There’s some cmdline params that can help with debugging scripted stage 1: NixOS Manual

You could also try enabling systemd stage 1. I think it has mdraid working. boot.initrd.systemd.enable = true;. Though, the mechanisms for debugging this are different than in that link (I really need to document that stuff)

Thoes arguments should be pretty perfect for debugging. For the systemd boot, I’m already using a systemd efi-stub boot as opposed to grub, and now I’m wondering if that is part in the issue. I’ll give grub a go as that itself may be the problem, and poke around with the stage-1 root shell.

Thank you!

I wasn’t talking about systemd-boot; the boot loader shouldn’t really affect this problem at all. The systemd based initrd is a different thing. It’s a reimplementation of stage 1 using systemd for PID 1. It’s enabled with boot.initrd.systemd.enable.

Somehow I’d managed to tell boot.loader.systemd-boot.enable was distinct from boot.initrd.systemd.enable and still misinterpret your answer. – my fault : / I think the manual’s “You can add these parameters in the GRUB boot menu by pressing ‘e’” for some reason made me think things were grub exclusive…

I’ll give the systemd initrd a shot, thank’s for the advice and clarification, I’m as familiar with the different boot systems as I probably should be.

Thanks for your post. I encountered the exact same issue and struggled for a while. The first thing that helped me is the ability to break into a shell when it failed by adding this to my hardware-configuration.nix

 boot.kernelParams = [ "boot.shell_on_fail" ];

After doing that, what I noticed, is that the luks device specified in my boot.initrd.luks.devices did not exist. It had this: boot.initrd.luks.devices."luks-fe8d1cd8-4257-48e7-a099-ed3689930601".device = "/dev/disk/by-uuid/fe8d1cd8-4257-48e7-a099-ed3689930601";

There was no /dev/disk/by-uuid/fe8d1cd8.... at this point. I did have /dev/md0 though so I did cryptsetup open /dev/md0 root --type luks and put in the password and it worked fine.

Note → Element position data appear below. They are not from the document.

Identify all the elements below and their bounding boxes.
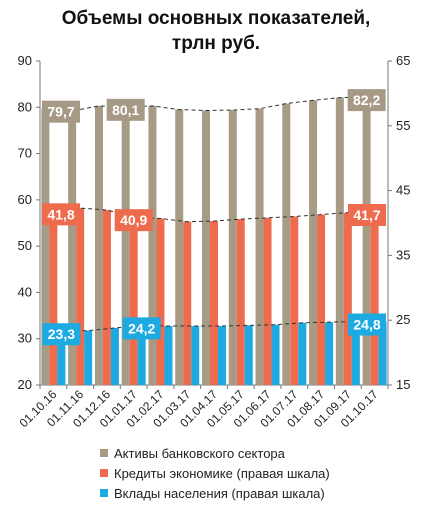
bar-credits <box>129 217 138 385</box>
bar-deposits <box>271 324 280 385</box>
trendline-assets <box>45 96 367 112</box>
chart-title-line-1: Объемы основных показателей, <box>61 8 371 29</box>
data-label: 41,8 <box>47 206 74 222</box>
data-label-box <box>348 313 386 336</box>
left-tick-label: 20 <box>18 377 32 392</box>
bar-assets <box>282 103 291 385</box>
bar-assets <box>228 110 237 385</box>
data-label: 24,2 <box>128 320 155 336</box>
left-tick-label: 70 <box>18 146 32 161</box>
legend-item: Активы банковского сектора <box>100 443 330 463</box>
trendline-credits <box>53 207 375 223</box>
data-label: 40,9 <box>120 212 147 228</box>
bar-credits <box>317 214 326 385</box>
legend-item: Вклады населения (правая шкала) <box>100 483 330 503</box>
bar-deposits <box>191 326 200 385</box>
bar-deposits <box>244 325 253 385</box>
bar-assets <box>255 108 264 385</box>
bar-assets <box>362 97 371 386</box>
bar-credits <box>263 217 272 385</box>
bar-credits <box>290 216 299 385</box>
data-label-box <box>114 209 153 232</box>
data-label: 24,8 <box>353 316 380 332</box>
trendline-deposits <box>61 320 383 332</box>
data-label: 82,2 <box>353 92 380 108</box>
bar-assets <box>94 105 103 385</box>
left-tick-label: 40 <box>18 284 32 299</box>
bar-credits <box>370 211 379 385</box>
data-label-box <box>347 89 386 112</box>
legend-swatch <box>100 489 108 497</box>
legend-label: Вклады населения (правая шкала) <box>114 485 325 501</box>
bar-deposits <box>110 327 119 385</box>
legend-swatch <box>100 449 108 457</box>
data-label: 41,7 <box>353 207 380 223</box>
bar-deposits <box>298 322 307 385</box>
bar-deposits <box>378 321 387 385</box>
data-label-box <box>42 203 80 226</box>
bar-assets <box>41 108 50 385</box>
bar-deposits <box>84 330 93 385</box>
right-tick-label: 65 <box>396 53 410 68</box>
data-label-box <box>122 317 161 340</box>
right-tick-label: 35 <box>396 247 410 262</box>
legend-swatch <box>100 469 108 477</box>
bar-deposits <box>325 322 334 385</box>
bar-assets <box>335 97 344 386</box>
left-tick-label: 90 <box>18 53 32 68</box>
data-label-box <box>106 98 145 121</box>
left-tick-label: 60 <box>18 192 32 207</box>
bar-credits <box>156 218 165 385</box>
right-tick-label: 45 <box>396 183 410 198</box>
right-tick-label: 25 <box>396 312 410 327</box>
data-label-box <box>42 100 80 123</box>
bar-credits <box>102 210 111 385</box>
chart-canvas: 203040506070809015253545556501.10.1601.1… <box>17 53 411 430</box>
left-tick-label: 50 <box>18 238 32 253</box>
bar-deposits <box>164 326 173 385</box>
bar-deposits <box>57 331 66 385</box>
left-tick-label: 80 <box>18 99 32 114</box>
data-label-box <box>42 323 81 346</box>
bar-credits <box>76 208 85 385</box>
bar-credits <box>49 211 58 385</box>
legend-label: Кредиты экономике (правая шкала) <box>114 465 330 481</box>
data-label-box <box>348 203 386 226</box>
chart-title: Объемы основных показателей, трлн руб. <box>0 6 432 56</box>
bar-assets <box>121 106 130 385</box>
right-tick-label: 55 <box>396 118 410 133</box>
legend: Активы банковского сектора Кредиты эконом… <box>100 443 330 503</box>
bar-credits <box>210 221 218 385</box>
bar-credits <box>183 221 192 385</box>
data-label: 79,7 <box>47 104 74 120</box>
left-tick-label: 30 <box>18 331 32 346</box>
bar-deposits <box>137 325 146 385</box>
bar-credits <box>236 219 245 385</box>
bar-assets <box>148 105 157 385</box>
bar-assets <box>68 110 77 385</box>
data-label: 80,1 <box>112 102 139 118</box>
data-label: 23,3 <box>48 326 75 342</box>
bar-deposits <box>218 326 226 385</box>
bar-assets <box>309 100 318 385</box>
bar-assets <box>175 109 184 385</box>
legend-item: Кредиты экономике (правая шкала) <box>100 463 330 483</box>
legend-label: Активы банковского сектора <box>114 445 285 461</box>
bar-credits <box>343 212 352 385</box>
right-tick-label: 15 <box>396 377 410 392</box>
bar-assets <box>202 110 210 386</box>
bar-deposits <box>351 321 360 385</box>
chart-title-line-2: трлн руб. <box>171 33 261 54</box>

So I modified my hardware-configuration.nix to just point to /dev/md0 and it worked

boot.initrd.luks.devices."luks-fe8d1cd8-4257-48e7-a099-ed3689930601".device = "/dev/md0";

After that I did a nixos-install --no-root-password and rebooted and it worked.

Hopefully you can try and see if this helps you.

That md0 device should have a UUID or a label or something for you to reference it with /dev/disk/by-{uuid,label}, which you should probably use.

Yes, it should, but unfortunately there was nothing in by uuid or by label, and the drive is labeled as ‘root’ too.

I wonder if this is a bug in our scripted stage 1. I also wonder if my suggestion to use boot.initrd.systemd.enable = true; would have fixed it.

i’m glad to break it and give it a shot, thats what we have generations for :slight_smile: give me a few

I moved it back to /dev/disk/by-uuid/fe8d1cd8-4257-48e7-a099-ed3689930601 and enabled boot.initrd.systemd.enable = true and it indeed booted fine - when asking for the password it gave the path above instead of /dev/md0 so i am confident it read it fine.

ok so it sounds like a bug in the scripted variant of stage 1. Interesting

Not sure what that means but if there is anything I can do to help let me know.